By Maria Lebron, August 2020
Self-worth is the belief that you deserve respect, are of value, and are worthy of being loved. In order for a person to believe they are worthy, they would have had to experience unconditional respect and acceptance in their early and teenage years. A person must feel accepted and valued for who they are, not for who they are expected to be. Another way to experience a healthy sense of self-worth is through early experiences of competence and success. However, these achievements should not solely determine the person’s value. A person must feel they can take calculated risks and still be worthy if the outcome is not successful.
Self-worth which is measured by something which can be taken away or lost can cause deep insecurities and anxieties if the person doesn’t have a strong sense of their own self-worth. Self-worth which is tied to one’s appearance, social standing, income, or career may cause someone to no longer feel valued or worthy if their self-worth is solely defined by who they are in relation to these things. Things which determine a person’s self-worth which reside inside the person are compassion, empathy, respect for others, concern, integrity, honesty, fairness, etc.
A person’s self-worth can sometimes be measured by someone whom we are in a relationship with. If we have love and respect for ourselves, we will attract that in our relationships. However, if we are in a relationship where the person makes us feel inferior or unworthy, and this is something we believe about ourselves, we may not believe that we are worthy of being treated differently. Also, if a person’s self-worth is based on someone finding you worthy and that person is lost through a breakup, divorce, or death, it may mean that a sense of worth will need to be rebuilt.

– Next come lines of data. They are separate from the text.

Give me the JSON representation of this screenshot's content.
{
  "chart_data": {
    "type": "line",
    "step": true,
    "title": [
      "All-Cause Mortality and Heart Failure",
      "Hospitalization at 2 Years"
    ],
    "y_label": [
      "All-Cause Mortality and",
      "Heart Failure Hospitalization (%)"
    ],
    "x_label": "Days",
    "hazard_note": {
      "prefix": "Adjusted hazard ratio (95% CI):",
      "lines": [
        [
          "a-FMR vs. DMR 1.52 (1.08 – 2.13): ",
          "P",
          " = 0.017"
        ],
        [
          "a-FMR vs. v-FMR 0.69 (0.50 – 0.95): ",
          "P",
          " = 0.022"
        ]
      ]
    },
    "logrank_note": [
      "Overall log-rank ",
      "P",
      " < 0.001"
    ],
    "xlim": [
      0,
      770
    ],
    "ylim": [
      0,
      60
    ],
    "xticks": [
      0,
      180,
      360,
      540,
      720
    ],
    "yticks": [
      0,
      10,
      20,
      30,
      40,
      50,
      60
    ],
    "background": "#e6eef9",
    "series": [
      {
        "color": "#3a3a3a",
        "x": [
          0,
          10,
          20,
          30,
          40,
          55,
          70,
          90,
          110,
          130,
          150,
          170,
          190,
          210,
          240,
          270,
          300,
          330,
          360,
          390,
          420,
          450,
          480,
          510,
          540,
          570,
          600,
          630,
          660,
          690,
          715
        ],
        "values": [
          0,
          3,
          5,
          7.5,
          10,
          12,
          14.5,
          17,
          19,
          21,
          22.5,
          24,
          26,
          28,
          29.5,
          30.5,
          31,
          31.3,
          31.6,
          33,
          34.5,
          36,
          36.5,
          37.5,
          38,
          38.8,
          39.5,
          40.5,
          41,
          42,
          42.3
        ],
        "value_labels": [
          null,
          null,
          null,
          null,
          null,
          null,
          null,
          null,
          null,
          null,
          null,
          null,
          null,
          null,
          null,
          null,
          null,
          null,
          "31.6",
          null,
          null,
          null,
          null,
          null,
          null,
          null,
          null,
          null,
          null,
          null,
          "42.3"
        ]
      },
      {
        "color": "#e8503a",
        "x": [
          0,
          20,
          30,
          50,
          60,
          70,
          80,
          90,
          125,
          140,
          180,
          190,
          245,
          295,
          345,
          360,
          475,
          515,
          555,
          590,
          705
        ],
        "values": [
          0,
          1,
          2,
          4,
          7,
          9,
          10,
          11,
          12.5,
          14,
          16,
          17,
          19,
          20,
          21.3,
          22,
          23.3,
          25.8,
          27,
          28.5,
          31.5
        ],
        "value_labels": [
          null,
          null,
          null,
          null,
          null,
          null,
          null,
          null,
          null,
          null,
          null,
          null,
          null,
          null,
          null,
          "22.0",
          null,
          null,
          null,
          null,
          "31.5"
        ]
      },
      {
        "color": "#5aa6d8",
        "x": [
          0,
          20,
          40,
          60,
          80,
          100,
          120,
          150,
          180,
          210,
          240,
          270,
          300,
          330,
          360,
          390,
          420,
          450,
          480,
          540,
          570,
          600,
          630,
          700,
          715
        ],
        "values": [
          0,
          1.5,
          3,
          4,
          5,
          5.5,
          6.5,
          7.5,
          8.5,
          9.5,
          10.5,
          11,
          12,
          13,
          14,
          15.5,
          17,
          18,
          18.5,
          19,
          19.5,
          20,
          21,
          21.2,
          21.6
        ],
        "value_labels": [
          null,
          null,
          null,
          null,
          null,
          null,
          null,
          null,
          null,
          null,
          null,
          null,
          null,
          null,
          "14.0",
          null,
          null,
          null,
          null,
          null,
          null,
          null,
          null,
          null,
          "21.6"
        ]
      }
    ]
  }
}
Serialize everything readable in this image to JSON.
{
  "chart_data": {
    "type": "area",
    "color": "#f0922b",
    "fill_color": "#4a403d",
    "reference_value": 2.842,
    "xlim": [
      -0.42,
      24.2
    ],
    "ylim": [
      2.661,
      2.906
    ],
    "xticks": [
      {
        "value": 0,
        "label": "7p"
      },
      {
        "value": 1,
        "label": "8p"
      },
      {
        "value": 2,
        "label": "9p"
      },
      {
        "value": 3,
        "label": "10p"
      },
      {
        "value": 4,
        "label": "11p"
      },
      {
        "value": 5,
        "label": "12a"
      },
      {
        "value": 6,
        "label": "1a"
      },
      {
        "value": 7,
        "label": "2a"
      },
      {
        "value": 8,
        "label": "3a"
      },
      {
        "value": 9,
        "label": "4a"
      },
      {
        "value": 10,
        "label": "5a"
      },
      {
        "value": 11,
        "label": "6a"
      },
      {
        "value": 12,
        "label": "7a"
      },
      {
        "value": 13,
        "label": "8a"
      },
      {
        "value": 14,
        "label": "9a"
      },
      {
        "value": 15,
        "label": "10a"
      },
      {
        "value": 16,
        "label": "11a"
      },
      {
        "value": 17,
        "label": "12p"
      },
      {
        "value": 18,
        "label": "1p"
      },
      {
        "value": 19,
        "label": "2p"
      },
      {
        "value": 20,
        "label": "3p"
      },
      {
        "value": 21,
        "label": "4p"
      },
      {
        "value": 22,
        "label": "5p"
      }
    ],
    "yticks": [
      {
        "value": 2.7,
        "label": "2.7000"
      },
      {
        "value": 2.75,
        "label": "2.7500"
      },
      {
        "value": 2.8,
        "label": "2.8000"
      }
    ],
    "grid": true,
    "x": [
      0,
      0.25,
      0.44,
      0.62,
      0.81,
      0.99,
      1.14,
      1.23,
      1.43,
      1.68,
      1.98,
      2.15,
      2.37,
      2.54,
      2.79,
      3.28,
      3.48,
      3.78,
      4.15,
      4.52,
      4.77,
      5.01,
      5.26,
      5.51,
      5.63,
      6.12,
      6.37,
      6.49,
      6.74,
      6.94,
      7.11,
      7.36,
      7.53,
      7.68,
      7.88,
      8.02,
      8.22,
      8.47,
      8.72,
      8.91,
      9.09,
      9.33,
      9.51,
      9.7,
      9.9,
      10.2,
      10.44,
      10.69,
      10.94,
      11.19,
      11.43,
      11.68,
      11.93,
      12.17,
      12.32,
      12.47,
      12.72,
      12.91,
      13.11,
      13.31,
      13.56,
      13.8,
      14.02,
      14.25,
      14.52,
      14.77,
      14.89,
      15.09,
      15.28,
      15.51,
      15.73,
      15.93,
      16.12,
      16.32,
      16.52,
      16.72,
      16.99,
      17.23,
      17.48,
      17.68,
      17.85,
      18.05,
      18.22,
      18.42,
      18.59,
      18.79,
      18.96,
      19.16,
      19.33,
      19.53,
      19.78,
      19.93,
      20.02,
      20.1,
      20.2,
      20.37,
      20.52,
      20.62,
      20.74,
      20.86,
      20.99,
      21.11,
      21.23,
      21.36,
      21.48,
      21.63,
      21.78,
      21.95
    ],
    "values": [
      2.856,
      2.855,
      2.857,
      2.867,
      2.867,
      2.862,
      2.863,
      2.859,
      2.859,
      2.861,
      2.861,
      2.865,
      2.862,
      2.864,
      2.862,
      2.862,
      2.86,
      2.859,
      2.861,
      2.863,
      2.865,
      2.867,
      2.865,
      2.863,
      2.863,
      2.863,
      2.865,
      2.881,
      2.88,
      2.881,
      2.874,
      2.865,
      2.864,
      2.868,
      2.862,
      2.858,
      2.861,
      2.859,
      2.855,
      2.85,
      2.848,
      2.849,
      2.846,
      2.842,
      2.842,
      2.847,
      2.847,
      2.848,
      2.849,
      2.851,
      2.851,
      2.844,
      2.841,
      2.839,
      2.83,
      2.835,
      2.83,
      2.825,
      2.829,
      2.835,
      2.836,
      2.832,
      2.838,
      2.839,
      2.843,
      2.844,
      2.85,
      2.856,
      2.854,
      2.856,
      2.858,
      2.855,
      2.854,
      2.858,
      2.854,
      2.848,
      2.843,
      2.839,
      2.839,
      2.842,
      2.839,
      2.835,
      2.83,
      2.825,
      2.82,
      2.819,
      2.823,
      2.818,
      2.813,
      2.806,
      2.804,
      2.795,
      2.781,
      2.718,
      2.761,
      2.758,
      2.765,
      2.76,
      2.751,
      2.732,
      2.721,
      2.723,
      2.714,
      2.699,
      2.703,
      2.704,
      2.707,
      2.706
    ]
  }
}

How Can You Build Your Self-Worth?
Self-worth is what makes us believe we are capable of doing the best we can with our abilities and talents, of being a contributing member of society, of feeling we are making a difference to those close to us, and believing we deserve to lead a fulfilling life. The following are steps you can take to build self-worth:
— Know yourself. Understand who you are and what you want in your life. What life experiences have defined you? What challenges and obstacles have you overcome? What brings you happiness, satisfaction, and passion? What are your best characteristics and abilities?
— Understand where you struggle and what areas you need to improve or change. What are your fears and concerns? What situations cause you to have low self-esteem? What negative patterns do you notice?

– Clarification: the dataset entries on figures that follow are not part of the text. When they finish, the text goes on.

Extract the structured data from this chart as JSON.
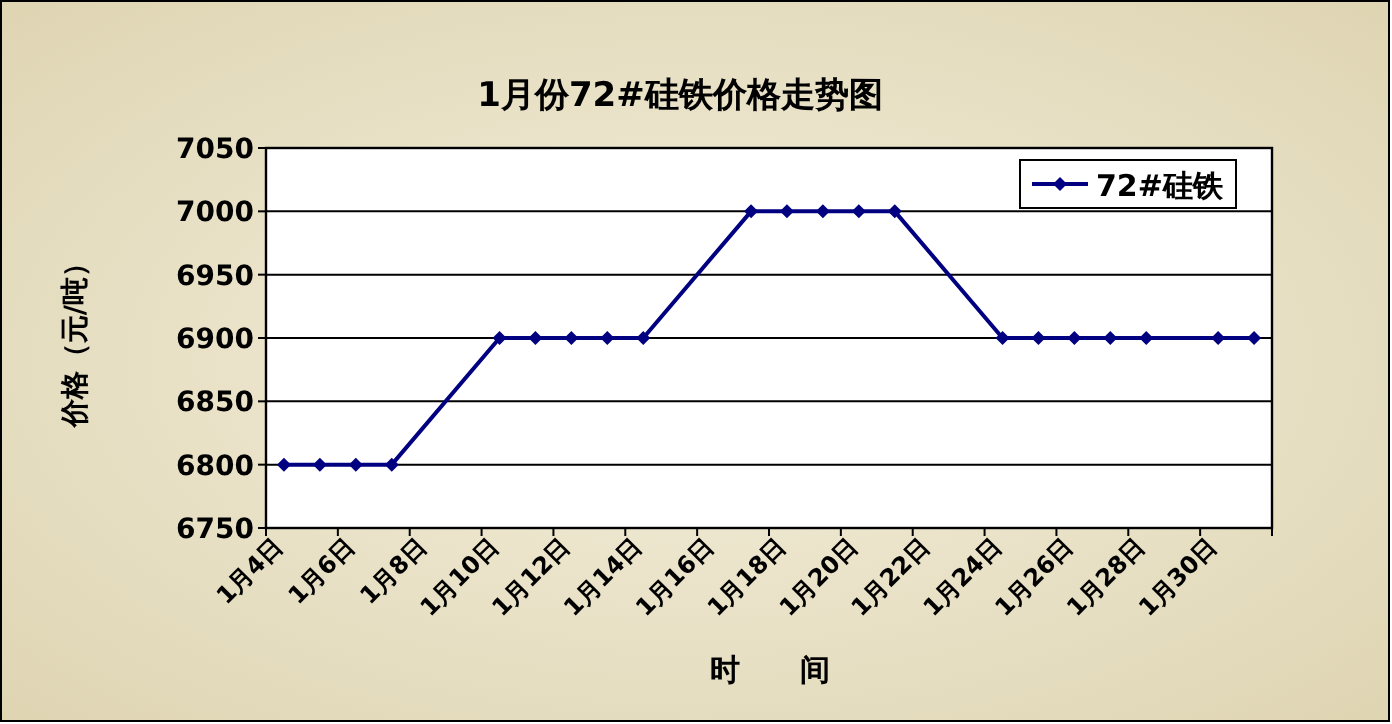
{
  "chart_data": {
    "type": "line",
    "title": "1月份72#硅铁价格走势图",
    "xlabel": "时　　间",
    "ylabel": "价格（元/吨）",
    "categories": [
      "1月4日",
      null,
      "1月6日",
      null,
      "1月8日",
      null,
      "1月10日",
      null,
      "1月12日",
      null,
      "1月14日",
      null,
      "1月16日",
      null,
      "1月18日",
      null,
      "1月20日",
      null,
      "1月22日",
      null,
      "1月24日",
      null,
      "1月26日",
      null,
      "1月28日",
      null,
      "1月30日",
      null
    ],
    "series": [
      {
        "name": "72#硅铁",
        "color": "#000080",
        "values": [
          6800,
          6800,
          6800,
          6800,
          null,
          null,
          6900,
          6900,
          6900,
          6900,
          6900,
          null,
          null,
          7000,
          7000,
          7000,
          7000,
          7000,
          null,
          null,
          6900,
          6900,
          6900,
          6900,
          6900,
          null,
          6900,
          6900
        ]
      }
    ],
    "ylim": [
      6750,
      7050
    ],
    "yticks": [
      6750,
      6800,
      6850,
      6900,
      6950,
      7000,
      7050
    ],
    "grid": "y",
    "legend": "top right",
    "marker": "diamond",
    "line_style": "solid"
  }
}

— Avoid all-or-nothing thinking where you see things as either all good or all bad. All-or-nothing thinking can cause you to not be able to see that people and things can exist on a spectrum.
— Learn to accept compliments without feeling the need to point out your faults or minimize the compliment.
— Develop the confidence to be able to listen to and trust your own feelings.
— Understand that you have the power to respond to what happens to you based on your resources, strengths, abilities, and learned life experiences.
— Avoid putting unreasonable demands on yourself. Avoid perfectionism. Both of these can lead to feelings of failure under unreasonable expectations.
— Try not to compare yourself with others if that leads to negative beliefs about yourself, especially when one can present a very limited representation on social media. You may want something for yourself that someone has achieved, but use that as motivation to try to achieve something similar for yourself.
— Spend time with people who make you happy.
— Acknowledge that you will continue to grow into the person you want to be and work towards building the life that will increase your self-worth.
— Seek professional help from a therapist to help you overcome obstacles to building self-worth and acceptance.